L'ambasciatore svizzero, che rappresenta gli interessi degli Stati Uniti in Iran, è stato convocato al ministero degli Esteri iraniano in seguito alle minacce del presidente degli Stati Uniti Donald Trump contro la repubblica islamica.
Lo ha riferito l'agenzia di stampa semi-ufficiale Tasnim, che è controllata dai pasdaran, i Guardiani della rivoluzione. "La Svizzera non commenta le attività nell'ambito del mandato di potenza protettrice tra Stati Uniti e Iran", ha indicato da parte sua la portavoce del Dipartimento federale degli affari esteri (DFAE), Elisa Raggi, su richiesta di Keystone-ATS.
"A seguito delle continue atrocità commesse da Israele in Medio Oriente e delle minacce di Trump (contro l'Iran), l'ambasciatore svizzero a Teheran è stato convocato questa mattina al ministero degli Esteri iraniano in qualità di rappresentante degli interessi degli Stati Uniti", si legge nella nota.
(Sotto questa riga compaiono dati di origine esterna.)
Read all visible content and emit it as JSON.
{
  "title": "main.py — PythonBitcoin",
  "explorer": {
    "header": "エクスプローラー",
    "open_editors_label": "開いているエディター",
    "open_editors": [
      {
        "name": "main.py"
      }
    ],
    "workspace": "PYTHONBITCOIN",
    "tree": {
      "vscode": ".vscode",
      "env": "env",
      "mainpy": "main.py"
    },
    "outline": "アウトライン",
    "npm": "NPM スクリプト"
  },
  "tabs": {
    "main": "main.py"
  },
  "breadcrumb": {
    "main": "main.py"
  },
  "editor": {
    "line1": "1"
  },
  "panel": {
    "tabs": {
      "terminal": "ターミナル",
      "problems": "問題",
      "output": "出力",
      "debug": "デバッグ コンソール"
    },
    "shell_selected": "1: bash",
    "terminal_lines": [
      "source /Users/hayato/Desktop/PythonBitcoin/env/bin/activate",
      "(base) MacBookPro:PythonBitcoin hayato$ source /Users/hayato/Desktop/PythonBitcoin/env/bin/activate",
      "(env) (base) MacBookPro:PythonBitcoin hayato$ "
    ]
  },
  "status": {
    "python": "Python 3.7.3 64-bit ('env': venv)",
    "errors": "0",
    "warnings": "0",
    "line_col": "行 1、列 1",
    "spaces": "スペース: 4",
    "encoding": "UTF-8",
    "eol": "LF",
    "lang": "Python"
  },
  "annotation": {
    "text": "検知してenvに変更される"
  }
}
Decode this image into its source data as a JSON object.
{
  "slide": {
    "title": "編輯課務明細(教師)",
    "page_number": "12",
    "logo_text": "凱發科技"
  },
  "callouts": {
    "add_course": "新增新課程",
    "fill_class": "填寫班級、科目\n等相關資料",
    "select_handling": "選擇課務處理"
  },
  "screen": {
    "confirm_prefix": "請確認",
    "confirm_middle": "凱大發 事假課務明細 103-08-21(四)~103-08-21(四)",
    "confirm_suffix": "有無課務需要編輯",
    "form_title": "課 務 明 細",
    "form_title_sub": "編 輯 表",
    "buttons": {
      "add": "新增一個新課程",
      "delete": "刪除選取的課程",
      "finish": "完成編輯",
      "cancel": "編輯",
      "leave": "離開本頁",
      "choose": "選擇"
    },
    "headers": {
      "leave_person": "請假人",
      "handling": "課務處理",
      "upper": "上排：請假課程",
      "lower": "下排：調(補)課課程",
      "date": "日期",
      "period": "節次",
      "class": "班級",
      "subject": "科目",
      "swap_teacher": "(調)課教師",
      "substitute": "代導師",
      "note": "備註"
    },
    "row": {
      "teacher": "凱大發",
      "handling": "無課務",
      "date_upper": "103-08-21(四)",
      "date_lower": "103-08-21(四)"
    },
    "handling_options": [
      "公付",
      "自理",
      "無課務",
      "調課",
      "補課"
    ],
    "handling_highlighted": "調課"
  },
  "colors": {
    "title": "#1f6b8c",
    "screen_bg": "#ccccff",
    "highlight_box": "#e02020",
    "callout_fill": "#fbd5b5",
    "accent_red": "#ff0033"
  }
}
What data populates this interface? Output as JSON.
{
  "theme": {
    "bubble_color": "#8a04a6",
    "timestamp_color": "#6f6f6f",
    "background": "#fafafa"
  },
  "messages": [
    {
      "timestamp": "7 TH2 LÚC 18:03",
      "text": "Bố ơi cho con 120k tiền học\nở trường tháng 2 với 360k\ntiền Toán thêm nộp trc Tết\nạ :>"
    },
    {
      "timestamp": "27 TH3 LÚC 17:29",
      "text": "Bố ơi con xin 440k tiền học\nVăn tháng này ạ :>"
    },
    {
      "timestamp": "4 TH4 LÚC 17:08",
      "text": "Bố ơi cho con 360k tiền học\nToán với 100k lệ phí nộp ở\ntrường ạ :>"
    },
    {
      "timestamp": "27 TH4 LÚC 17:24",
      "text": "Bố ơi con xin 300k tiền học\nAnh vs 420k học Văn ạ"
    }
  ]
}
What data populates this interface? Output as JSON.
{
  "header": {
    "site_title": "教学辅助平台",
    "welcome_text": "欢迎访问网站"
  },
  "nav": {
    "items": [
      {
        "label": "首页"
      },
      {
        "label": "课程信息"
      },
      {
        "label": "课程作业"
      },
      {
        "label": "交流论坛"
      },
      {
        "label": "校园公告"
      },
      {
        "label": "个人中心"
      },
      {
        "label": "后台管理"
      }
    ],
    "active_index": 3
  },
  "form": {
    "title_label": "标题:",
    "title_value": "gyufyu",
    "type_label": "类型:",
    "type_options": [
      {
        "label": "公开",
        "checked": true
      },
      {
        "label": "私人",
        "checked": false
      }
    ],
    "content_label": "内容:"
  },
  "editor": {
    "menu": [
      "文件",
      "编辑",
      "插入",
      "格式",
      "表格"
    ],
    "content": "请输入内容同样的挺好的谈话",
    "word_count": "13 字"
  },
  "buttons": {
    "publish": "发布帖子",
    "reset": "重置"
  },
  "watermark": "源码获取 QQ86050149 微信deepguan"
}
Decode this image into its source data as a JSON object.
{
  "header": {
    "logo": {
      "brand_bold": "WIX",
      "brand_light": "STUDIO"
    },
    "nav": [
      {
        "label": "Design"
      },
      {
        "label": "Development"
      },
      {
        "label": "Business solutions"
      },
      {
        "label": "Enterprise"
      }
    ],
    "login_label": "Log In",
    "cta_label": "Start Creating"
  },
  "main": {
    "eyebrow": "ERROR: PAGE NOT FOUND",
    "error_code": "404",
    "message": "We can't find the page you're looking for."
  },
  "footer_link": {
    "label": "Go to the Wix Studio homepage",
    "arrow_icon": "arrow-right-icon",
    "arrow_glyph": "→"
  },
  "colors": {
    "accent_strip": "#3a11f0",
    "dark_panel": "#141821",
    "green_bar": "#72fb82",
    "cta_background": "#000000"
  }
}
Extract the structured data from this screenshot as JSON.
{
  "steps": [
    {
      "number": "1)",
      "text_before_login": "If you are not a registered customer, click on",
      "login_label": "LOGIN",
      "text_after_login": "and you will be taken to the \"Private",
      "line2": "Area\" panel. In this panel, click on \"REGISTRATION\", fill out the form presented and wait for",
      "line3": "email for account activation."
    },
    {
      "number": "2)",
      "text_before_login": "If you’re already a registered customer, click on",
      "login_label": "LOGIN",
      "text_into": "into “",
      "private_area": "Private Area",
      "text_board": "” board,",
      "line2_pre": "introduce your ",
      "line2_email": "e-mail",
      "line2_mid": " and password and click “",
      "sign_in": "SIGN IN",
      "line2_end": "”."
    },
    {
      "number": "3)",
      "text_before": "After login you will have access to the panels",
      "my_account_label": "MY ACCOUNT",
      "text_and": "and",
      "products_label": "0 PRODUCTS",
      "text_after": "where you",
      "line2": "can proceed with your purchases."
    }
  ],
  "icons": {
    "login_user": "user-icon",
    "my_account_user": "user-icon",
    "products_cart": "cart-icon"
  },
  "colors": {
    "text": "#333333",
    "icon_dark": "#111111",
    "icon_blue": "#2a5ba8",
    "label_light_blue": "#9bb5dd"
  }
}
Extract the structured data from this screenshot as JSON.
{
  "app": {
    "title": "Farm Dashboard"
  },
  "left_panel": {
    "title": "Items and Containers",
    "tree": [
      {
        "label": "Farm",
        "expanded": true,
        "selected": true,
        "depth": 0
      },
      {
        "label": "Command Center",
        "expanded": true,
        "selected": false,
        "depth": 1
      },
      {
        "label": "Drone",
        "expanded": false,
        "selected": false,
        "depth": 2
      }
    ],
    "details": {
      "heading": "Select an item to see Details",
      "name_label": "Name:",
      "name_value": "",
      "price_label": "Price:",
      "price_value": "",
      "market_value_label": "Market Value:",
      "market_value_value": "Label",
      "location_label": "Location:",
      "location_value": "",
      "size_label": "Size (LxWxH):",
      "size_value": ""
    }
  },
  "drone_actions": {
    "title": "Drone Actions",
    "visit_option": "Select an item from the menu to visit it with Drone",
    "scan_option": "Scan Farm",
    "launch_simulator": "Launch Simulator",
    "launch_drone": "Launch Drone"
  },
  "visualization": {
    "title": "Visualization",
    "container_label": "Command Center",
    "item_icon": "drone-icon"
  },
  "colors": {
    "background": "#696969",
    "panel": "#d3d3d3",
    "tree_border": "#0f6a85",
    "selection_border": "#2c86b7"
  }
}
Il giorno precedente Trump, in un'intervista alla NBC News, aveva minacciato di lanciare "attacchi senza precedenti" contro l'Iran se Teheran e Washington non avessero raggiunto un accordo sul programma nucleare iraniano.
Questa è stata la reazione di Trump alla dichiarazione del presidente iraniano Masoud Pezeshkian, che ha escluso negoziati diretti con Washington ma ha lasciato aperta l'opzione di negoziare tramite mediatori.
Secondo quanto riportato, l'ambasciatore svizzero avrebbe ricevuto una nota ufficiale in cui si avvertiva che l'Iran è determinato a rispondere con fermezza e immediatamente a qualsiasi minaccia esterna, proveniente sia dagli Stati Uniti sia da Israele. Il diplomatico, a sua volta, si è impegnato a inoltrare immediatamente la nota al governo degli Stati Uniti.
Il 7 marzo Trump ha annunciato di aver inviato una lettera alla guida suprema dell'Iran, esprimendo la sua intenzione di raggiungere un accordo con Teheran in merito al programma nucleare iraniano. Allo stesso tempo, ha osservato che Washington sta valutando due opzioni per una possibile soluzione alla questione nucleare iraniana: militare e diplomatica, indicando che dà priorità ai negoziati.
Nel 2015, l'Iran e sei mediatori internazionali (Russia, Stati Uniti, Regno Unito, Cina, Francia e Germania) hanno firmato il Piano d'azione congiunto globale (Jcpoa), che ha imposto una serie di limitazioni al programma nucleare iraniano, con l'obiettivo di escluderne la potenziale dimensione militare, in cambio della revoca delle sanzioni internazionali. Nel maggio 2018, durante la precedente presidenza di Trump, Washington ha violato l'accordo e ha iniziato a imporre sanzioni unilaterali all'Iran, sostenendo che il Paese stava continuando a sviluppare armi nucleari, un'affermazione che non è mai stata confermata.
Un anno dopo, Teheran ha risposto eliminando gradualmente i suoi impegni assunti nell'ambito del Jcpoa, rinunciando, in particolare, alle limitazioni alla ricerca nucleare e al livello di arricchimento dell'uranio. Nell'aprile 2021, le parti dell'accordo, insieme agli Stati Uniti, hanno avviato i negoziati a Vienna per ristabilire il patto nucleare, ma nel marzo 2022 le consultazioni si sono bloccate e da allora non sono più riprese.